Mercy Corps is bringing post-trauma help to Japanese children through Comfort for Kids, a methodology that builds local communities’ ability to help children recover from the emotional effects of a large-scale disaster.
Comfort for Kids has provided post-trauma healing to children and caregivers in settings as diverse as New York City after the terrorist attacks of 9/11, and earthquake zones in China and Haiti. Our Comfort for Kids program lessens the likelihood of long-term behavioral problems and moves children toward regaining a sense of stability. When they can laugh again, play again and just be kids again, they are on their way to a healthy recovery.
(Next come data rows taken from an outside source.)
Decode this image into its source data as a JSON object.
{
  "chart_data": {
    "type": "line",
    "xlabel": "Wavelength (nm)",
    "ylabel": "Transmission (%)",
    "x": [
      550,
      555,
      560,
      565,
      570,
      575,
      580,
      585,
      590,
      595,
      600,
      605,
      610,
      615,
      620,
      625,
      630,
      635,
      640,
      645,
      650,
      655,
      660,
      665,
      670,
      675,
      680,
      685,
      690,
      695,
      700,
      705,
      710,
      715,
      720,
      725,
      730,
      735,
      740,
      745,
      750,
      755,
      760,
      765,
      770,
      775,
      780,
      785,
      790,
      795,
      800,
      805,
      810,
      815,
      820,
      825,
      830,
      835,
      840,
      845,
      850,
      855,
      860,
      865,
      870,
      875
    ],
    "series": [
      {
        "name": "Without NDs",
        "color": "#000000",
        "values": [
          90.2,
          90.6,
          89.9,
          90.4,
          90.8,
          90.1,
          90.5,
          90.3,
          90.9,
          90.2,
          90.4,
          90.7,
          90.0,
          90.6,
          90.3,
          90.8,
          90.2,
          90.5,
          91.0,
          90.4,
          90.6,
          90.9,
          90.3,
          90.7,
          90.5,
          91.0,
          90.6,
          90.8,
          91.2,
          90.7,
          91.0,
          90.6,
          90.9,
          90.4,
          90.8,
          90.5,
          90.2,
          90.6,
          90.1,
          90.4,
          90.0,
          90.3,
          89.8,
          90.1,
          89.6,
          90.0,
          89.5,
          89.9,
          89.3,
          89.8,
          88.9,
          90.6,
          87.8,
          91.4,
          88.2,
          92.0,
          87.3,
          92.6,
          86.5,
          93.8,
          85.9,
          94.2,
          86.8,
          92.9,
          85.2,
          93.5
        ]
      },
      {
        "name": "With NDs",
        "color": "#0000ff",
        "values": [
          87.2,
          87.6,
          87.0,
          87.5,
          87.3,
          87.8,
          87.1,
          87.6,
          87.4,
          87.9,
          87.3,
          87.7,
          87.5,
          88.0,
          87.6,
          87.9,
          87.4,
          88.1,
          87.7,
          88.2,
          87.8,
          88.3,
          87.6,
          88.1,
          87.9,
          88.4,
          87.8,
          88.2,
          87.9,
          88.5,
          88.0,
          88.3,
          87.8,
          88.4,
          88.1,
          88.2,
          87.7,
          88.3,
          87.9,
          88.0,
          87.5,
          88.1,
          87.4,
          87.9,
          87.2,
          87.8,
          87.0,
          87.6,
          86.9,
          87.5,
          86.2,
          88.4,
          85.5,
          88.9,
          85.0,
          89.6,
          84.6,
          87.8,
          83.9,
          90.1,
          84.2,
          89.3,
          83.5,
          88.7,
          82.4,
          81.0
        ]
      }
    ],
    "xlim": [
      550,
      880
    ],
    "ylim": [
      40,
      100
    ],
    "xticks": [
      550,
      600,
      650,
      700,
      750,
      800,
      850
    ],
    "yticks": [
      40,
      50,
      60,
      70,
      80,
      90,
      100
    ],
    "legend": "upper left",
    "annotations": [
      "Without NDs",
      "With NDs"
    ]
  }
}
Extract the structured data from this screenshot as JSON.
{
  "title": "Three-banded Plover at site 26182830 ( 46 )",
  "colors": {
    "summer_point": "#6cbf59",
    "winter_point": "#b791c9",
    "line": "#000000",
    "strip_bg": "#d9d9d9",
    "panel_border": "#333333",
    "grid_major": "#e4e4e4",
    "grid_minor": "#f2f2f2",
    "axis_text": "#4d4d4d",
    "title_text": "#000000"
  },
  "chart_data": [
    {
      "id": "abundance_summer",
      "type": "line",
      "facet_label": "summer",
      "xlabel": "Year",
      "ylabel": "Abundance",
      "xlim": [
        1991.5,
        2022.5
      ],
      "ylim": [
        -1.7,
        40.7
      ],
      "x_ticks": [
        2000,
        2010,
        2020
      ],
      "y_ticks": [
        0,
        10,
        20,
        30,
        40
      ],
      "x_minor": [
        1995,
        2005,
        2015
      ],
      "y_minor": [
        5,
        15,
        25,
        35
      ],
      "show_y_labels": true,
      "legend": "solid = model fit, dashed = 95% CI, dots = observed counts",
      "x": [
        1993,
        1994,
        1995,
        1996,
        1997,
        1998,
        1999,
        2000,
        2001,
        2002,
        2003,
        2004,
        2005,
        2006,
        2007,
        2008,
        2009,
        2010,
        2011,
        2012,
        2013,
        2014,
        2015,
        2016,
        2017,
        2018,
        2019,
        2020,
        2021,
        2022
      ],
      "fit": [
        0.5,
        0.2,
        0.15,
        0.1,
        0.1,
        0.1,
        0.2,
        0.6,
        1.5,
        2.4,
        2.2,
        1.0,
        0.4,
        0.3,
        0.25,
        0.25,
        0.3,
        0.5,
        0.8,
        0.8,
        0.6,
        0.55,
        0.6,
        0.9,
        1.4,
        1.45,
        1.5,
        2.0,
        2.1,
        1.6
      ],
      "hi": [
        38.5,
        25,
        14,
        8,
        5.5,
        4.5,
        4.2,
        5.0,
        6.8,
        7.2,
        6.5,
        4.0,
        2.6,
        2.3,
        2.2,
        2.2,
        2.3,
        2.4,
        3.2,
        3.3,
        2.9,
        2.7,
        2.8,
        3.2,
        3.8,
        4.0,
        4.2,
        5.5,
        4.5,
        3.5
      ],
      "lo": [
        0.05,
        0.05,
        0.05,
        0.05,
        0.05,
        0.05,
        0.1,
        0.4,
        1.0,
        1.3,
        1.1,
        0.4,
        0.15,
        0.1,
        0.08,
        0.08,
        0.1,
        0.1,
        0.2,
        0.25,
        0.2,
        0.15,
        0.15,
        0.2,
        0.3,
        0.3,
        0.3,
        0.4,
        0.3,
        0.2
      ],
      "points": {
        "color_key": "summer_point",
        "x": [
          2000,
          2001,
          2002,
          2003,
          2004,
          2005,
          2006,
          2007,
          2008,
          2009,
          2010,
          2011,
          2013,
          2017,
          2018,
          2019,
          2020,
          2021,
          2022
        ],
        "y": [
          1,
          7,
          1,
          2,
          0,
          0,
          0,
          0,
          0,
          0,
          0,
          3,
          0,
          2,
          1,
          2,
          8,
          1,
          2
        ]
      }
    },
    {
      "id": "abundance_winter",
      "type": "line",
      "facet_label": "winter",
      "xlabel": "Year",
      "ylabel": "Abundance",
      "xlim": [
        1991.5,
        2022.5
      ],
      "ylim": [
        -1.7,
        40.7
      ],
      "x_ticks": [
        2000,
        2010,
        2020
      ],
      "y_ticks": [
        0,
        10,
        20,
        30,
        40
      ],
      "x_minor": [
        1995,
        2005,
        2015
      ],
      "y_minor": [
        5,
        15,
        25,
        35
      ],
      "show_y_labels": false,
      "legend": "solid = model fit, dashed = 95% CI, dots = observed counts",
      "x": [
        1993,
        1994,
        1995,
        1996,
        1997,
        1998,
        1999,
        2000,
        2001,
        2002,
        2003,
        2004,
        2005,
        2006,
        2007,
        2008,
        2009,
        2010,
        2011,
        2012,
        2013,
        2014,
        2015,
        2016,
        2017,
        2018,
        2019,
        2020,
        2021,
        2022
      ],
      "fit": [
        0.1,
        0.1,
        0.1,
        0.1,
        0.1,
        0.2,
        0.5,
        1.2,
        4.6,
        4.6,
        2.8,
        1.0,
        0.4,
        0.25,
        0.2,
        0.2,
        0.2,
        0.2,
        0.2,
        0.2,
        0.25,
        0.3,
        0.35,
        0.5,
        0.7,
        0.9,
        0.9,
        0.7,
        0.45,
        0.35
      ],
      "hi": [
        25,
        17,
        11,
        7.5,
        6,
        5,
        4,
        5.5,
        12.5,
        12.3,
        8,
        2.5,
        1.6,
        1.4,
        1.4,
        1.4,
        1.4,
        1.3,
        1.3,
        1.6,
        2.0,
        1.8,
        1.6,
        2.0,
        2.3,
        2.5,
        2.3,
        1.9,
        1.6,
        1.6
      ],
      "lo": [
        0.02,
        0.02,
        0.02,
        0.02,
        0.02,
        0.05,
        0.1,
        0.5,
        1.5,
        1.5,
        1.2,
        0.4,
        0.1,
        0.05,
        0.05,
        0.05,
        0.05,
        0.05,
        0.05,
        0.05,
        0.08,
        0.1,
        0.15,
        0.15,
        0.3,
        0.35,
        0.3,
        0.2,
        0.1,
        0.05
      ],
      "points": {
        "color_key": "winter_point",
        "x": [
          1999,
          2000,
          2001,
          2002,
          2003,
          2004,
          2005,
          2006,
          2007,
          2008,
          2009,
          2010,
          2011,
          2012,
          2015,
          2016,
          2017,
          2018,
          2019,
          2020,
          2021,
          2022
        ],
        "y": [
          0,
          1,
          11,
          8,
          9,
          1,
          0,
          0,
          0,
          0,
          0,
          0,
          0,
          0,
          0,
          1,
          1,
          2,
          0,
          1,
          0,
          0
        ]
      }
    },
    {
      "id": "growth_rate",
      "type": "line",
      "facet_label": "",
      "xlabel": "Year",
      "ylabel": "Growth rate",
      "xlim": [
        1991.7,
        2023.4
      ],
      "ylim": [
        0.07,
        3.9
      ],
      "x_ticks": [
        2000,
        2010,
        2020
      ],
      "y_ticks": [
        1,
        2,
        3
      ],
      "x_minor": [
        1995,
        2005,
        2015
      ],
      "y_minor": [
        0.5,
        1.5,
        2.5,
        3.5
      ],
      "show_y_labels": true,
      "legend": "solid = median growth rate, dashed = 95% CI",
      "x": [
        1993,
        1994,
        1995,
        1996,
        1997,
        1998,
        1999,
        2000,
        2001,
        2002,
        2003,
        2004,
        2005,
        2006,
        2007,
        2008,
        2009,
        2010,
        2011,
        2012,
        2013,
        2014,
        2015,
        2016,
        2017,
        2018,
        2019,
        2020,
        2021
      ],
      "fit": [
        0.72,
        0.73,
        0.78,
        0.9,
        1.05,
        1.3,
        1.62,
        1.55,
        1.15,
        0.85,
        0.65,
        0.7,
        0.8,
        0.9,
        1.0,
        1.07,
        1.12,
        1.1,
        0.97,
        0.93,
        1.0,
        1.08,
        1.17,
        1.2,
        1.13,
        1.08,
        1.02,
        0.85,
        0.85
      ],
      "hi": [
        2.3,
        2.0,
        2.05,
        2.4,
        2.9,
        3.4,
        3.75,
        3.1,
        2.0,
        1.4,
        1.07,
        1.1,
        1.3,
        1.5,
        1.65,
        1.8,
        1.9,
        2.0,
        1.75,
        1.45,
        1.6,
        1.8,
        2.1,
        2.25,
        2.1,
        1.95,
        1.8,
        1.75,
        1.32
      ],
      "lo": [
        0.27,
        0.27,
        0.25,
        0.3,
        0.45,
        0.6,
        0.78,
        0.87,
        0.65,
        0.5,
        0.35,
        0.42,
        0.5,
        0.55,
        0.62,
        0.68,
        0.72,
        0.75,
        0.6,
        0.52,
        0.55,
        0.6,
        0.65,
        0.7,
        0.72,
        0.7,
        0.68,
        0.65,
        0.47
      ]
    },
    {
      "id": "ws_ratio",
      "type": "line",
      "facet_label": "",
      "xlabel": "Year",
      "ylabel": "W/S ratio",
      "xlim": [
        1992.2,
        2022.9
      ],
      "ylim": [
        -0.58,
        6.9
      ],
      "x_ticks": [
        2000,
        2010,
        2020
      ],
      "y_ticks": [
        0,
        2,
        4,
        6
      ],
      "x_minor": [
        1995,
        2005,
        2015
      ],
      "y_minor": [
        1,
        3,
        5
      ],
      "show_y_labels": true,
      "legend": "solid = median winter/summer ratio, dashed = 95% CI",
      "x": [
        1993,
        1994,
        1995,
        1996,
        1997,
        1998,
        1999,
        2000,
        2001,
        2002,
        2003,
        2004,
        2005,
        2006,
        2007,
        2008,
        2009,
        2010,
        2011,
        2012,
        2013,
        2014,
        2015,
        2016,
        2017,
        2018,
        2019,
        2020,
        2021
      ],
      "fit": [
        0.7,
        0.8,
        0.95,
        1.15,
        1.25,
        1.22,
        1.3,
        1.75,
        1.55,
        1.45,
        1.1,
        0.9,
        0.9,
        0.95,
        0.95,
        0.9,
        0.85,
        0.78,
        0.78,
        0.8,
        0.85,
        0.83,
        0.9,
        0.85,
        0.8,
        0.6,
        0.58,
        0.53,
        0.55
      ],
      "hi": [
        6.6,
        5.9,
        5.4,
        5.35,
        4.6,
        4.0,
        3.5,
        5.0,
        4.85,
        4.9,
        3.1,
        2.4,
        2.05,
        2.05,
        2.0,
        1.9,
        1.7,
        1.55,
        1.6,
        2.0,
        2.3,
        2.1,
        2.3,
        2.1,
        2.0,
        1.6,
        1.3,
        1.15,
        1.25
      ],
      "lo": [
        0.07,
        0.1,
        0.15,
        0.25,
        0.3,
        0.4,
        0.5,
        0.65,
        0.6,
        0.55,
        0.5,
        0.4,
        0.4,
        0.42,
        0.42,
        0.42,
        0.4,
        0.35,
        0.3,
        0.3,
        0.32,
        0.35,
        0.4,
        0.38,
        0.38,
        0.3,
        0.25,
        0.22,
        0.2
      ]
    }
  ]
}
Mercy Corps and Peace Winds are sponsoring a free bus that takes people from evacuation centers to nearby towns for their jobs, shopping and hospital visits. On May 16, Mercy Corps assisted in opening the first mobile grocery shop, giving a businessman whose shop was destroyed a chance to restart his business on a small scale. This new mobile shop is an enormous convenience for people, many of whom lost their cars and were walking an hour or more to purchase even the most basic items.
Mercy Corps is providing tsunami survivors with vouchers they can use at local merchants to meet their immediate needs for food, clothing and other basic supplies. This type of voucher program allows survivors to prioritize their own needs and helps merchants bounce back by injecting much-needed cash into their businesses.
Mercy Corps and Peace Winds are also working closely with fishing cooperatives to evaluate the situation of the fishing industry and discover how we can help revitalize it. To start, we are supporting an underwater assessment of the harbor that will allow local citizens the opportunity to prioritize cleanup and reseeding of oyster beds.
As the situation changes in the coming months, Mercy Corps will continue to evaluate how we can best meet the needs in Japan’s disaster-affected regions. With the help of supporters like you, we’re working to turn crisis into opportunity for thousands of Japanese people. We look forward to sharing our ongoing progress with you.